Romanian football manager

Viorel Doru Hizo (born 6 February 1947) is a Romanian retired professional football manager.

== Coaching career ==
Hizo coached several top clubs in Romania, his first job as head coach was with his hometown side Inter Sibiu capturing the Balkans Cup title in 1991. He also managed Chongqing Qiche in China.

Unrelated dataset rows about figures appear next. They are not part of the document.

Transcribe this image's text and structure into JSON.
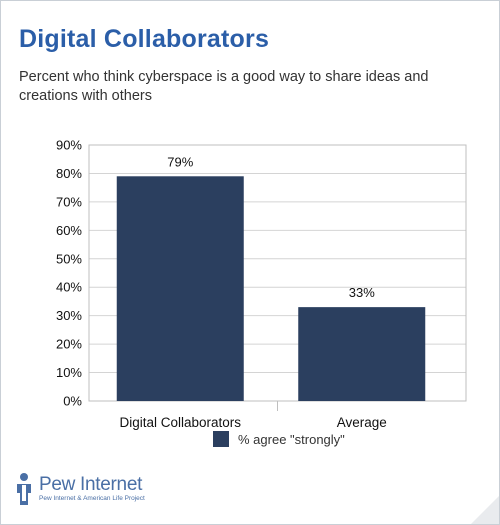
{
  "header": {
    "title": "Digital Collaborators",
    "subtitle": "Percent who think cyberspace is a good way to share ideas and creations with others"
  },
  "colors": {
    "title": "#2b5ea8",
    "bar": "#2b3f5f",
    "logo": "#4a6fa5"
  },
  "chart_data": {
    "type": "bar",
    "categories": [
      "Digital Collaborators",
      "Average"
    ],
    "series": [
      {
        "name": "% agree \"strongly\"",
        "values": [
          79,
          33
        ]
      }
    ],
    "data_labels": [
      "79%",
      "33%"
    ],
    "yticks": [
      "0%",
      "10%",
      "20%",
      "30%",
      "40%",
      "50%",
      "60%",
      "70%",
      "80%",
      "90%"
    ],
    "ylim": [
      0,
      90
    ],
    "grid": true,
    "legend": "bottom"
  },
  "logo": {
    "name": "Pew Internet",
    "tagline": "Pew Internet & American Life Project"
  }
}
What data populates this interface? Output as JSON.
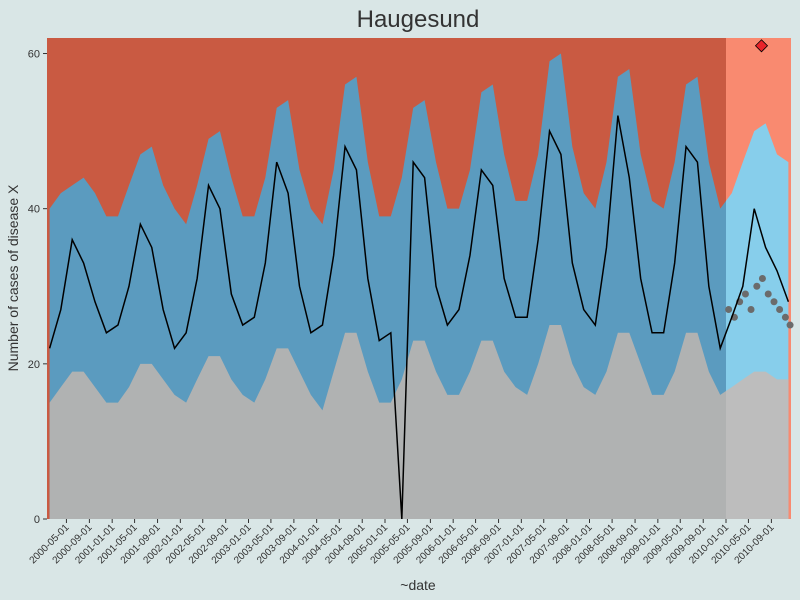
{
  "chart_data": {
    "type": "surveillance",
    "title": "Haugesund",
    "x_label": "~date",
    "y_label": "Number of cases of disease X",
    "x": [
      "2000-02-01",
      "2000-04-01",
      "2000-06-01",
      "2000-08-01",
      "2000-10-01",
      "2000-12-01",
      "2001-02-01",
      "2001-04-01",
      "2001-06-01",
      "2001-08-01",
      "2001-10-01",
      "2001-12-01",
      "2002-02-01",
      "2002-04-01",
      "2002-06-01",
      "2002-08-01",
      "2002-10-01",
      "2002-12-01",
      "2003-02-01",
      "2003-04-01",
      "2003-06-01",
      "2003-08-01",
      "2003-10-01",
      "2003-12-01",
      "2004-02-01",
      "2004-04-01",
      "2004-06-01",
      "2004-08-01",
      "2004-10-01",
      "2004-12-01",
      "2005-02-01",
      "2005-04-01",
      "2005-06-01",
      "2005-08-01",
      "2005-10-01",
      "2005-12-01",
      "2006-02-01",
      "2006-04-01",
      "2006-06-01",
      "2006-08-01",
      "2006-10-01",
      "2006-12-01",
      "2007-02-01",
      "2007-04-01",
      "2007-06-01",
      "2007-08-01",
      "2007-10-01",
      "2007-12-01",
      "2008-02-01",
      "2008-04-01",
      "2008-06-01",
      "2008-08-01",
      "2008-10-01",
      "2008-12-01",
      "2009-02-01",
      "2009-04-01",
      "2009-06-01",
      "2009-08-01",
      "2009-10-01",
      "2009-12-01",
      "2010-02-01",
      "2010-04-01",
      "2010-06-01",
      "2010-08-01",
      "2010-10-01",
      "2010-12-01"
    ],
    "series": [
      {
        "role": "upper",
        "color": "#5b9bbf",
        "values": [
          40,
          42,
          43,
          44,
          42,
          39,
          39,
          43,
          47,
          48,
          43,
          40,
          38,
          43,
          49,
          50,
          44,
          39,
          39,
          44,
          53,
          54,
          45,
          40,
          38,
          45,
          56,
          57,
          46,
          39,
          39,
          44,
          53,
          54,
          46,
          40,
          40,
          45,
          55,
          56,
          47,
          41,
          41,
          47,
          59,
          60,
          48,
          42,
          40,
          46,
          57,
          58,
          47,
          41,
          40,
          46,
          56,
          57,
          46,
          40,
          42,
          46,
          50,
          51,
          47,
          46
        ]
      },
      {
        "role": "lower",
        "color": "#b0b2b2",
        "values": [
          15,
          17,
          19,
          19,
          17,
          15,
          15,
          17,
          20,
          20,
          18,
          16,
          15,
          18,
          21,
          21,
          18,
          16,
          15,
          18,
          22,
          22,
          19,
          16,
          14,
          19,
          24,
          24,
          19,
          15,
          15,
          18,
          23,
          23,
          19,
          16,
          16,
          19,
          23,
          23,
          19,
          17,
          16,
          20,
          25,
          25,
          20,
          17,
          16,
          19,
          24,
          24,
          20,
          16,
          16,
          19,
          24,
          24,
          19,
          16,
          17,
          18,
          19,
          19,
          18,
          18
        ]
      },
      {
        "role": "cases",
        "color": "#000000",
        "values": [
          22,
          27,
          36,
          33,
          28,
          24,
          25,
          30,
          38,
          35,
          27,
          22,
          24,
          31,
          43,
          40,
          29,
          25,
          26,
          33,
          46,
          42,
          30,
          24,
          25,
          34,
          48,
          45,
          31,
          23,
          24,
          0,
          46,
          44,
          30,
          25,
          27,
          34,
          45,
          43,
          31,
          26,
          26,
          36,
          50,
          47,
          33,
          27,
          25,
          35,
          52,
          44,
          31,
          24,
          24,
          33,
          48,
          46,
          30,
          22,
          26,
          30,
          40,
          35,
          32,
          28
        ]
      }
    ],
    "above_color": "#c95a42",
    "prediction_start": "2010-01-01",
    "prediction_colors": {
      "above": "#f98a70",
      "band": "#87ceeb",
      "below": "#bdbdbd"
    },
    "points": {
      "color": "#6b6b6b",
      "x": [
        "2010-01-15",
        "2010-02-15",
        "2010-03-15",
        "2010-04-15",
        "2010-05-15",
        "2010-06-15",
        "2010-07-15",
        "2010-08-15",
        "2010-09-15",
        "2010-10-15",
        "2010-11-15",
        "2010-12-10"
      ],
      "values": [
        27,
        26,
        28,
        29,
        27,
        30,
        31,
        29,
        28,
        27,
        26,
        25
      ]
    },
    "signal": {
      "x": "2010-07-10",
      "value": 61,
      "color": "#e8242a"
    },
    "xlim": [
      "2000-01-18",
      "2010-12-15"
    ],
    "ylim": [
      0,
      62
    ],
    "yticks": [
      0,
      20,
      40,
      60
    ],
    "xticks": [
      "2000-05-01",
      "2000-09-01",
      "2001-01-01",
      "2001-05-01",
      "2001-09-01",
      "2002-01-01",
      "2002-05-01",
      "2002-09-01",
      "2003-01-01",
      "2003-05-01",
      "2003-09-01",
      "2004-01-01",
      "2004-05-01",
      "2004-09-01",
      "2005-01-01",
      "2005-05-01",
      "2005-09-01",
      "2006-01-01",
      "2006-05-01",
      "2006-09-01",
      "2007-01-01",
      "2007-05-01",
      "2007-09-01",
      "2008-01-01",
      "2008-05-01",
      "2008-09-01",
      "2009-01-01",
      "2009-05-01",
      "2009-09-01",
      "2010-01-01",
      "2010-05-01",
      "2010-09-01"
    ],
    "grid": false
  }
}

He won the UEFA Intertoto Cup with FC Vaslui in 2008.

| # | Name | Matches | Record | Win Rate |
|---|---|---|---|---|
| 1. | Inter Sibiu | 59 | 25 - 13–21 | 42.3% |
| 2. | Rapid | 106 | 56 - 15–35 | 52.8% |
| 3. | Național | 10 | 5 - 0–5 | 50.0% |
| 4. | Brașov | 33 | 11 - 5–17 | 33.3% |
| 5. | Dinamo | 28 | 14 - 2–12 | 50.0% |
| 6. | Ceahlăul | 119 | 52 - 18–49 | 43.7% |
| 7. | Farul | 13 | 5 - 1–7 | 38.4% |
| 8. | Pandurii | 19 | 4 - 5–10 | 21.1% |
| 9. | Vaslui | 96 | 47 - 26–23 |  |
| 10. | Ceahlăul Piatra Neamț | 3 | 1 - 0–2 |  |

== Post-coaching career ==
After retiring from coaching, Hizo continued to be recognized for his contributions to Romanian football. In June 2025, he was awarded the Key to the City of Sibiu and granted the honorary title of Cetățean de Onoare (Honorary Citizen) of Sibiu. The honor, presented by Mayor Astrid Fodor, recognized his long-standing influence in football and his enduring connection to his hometown.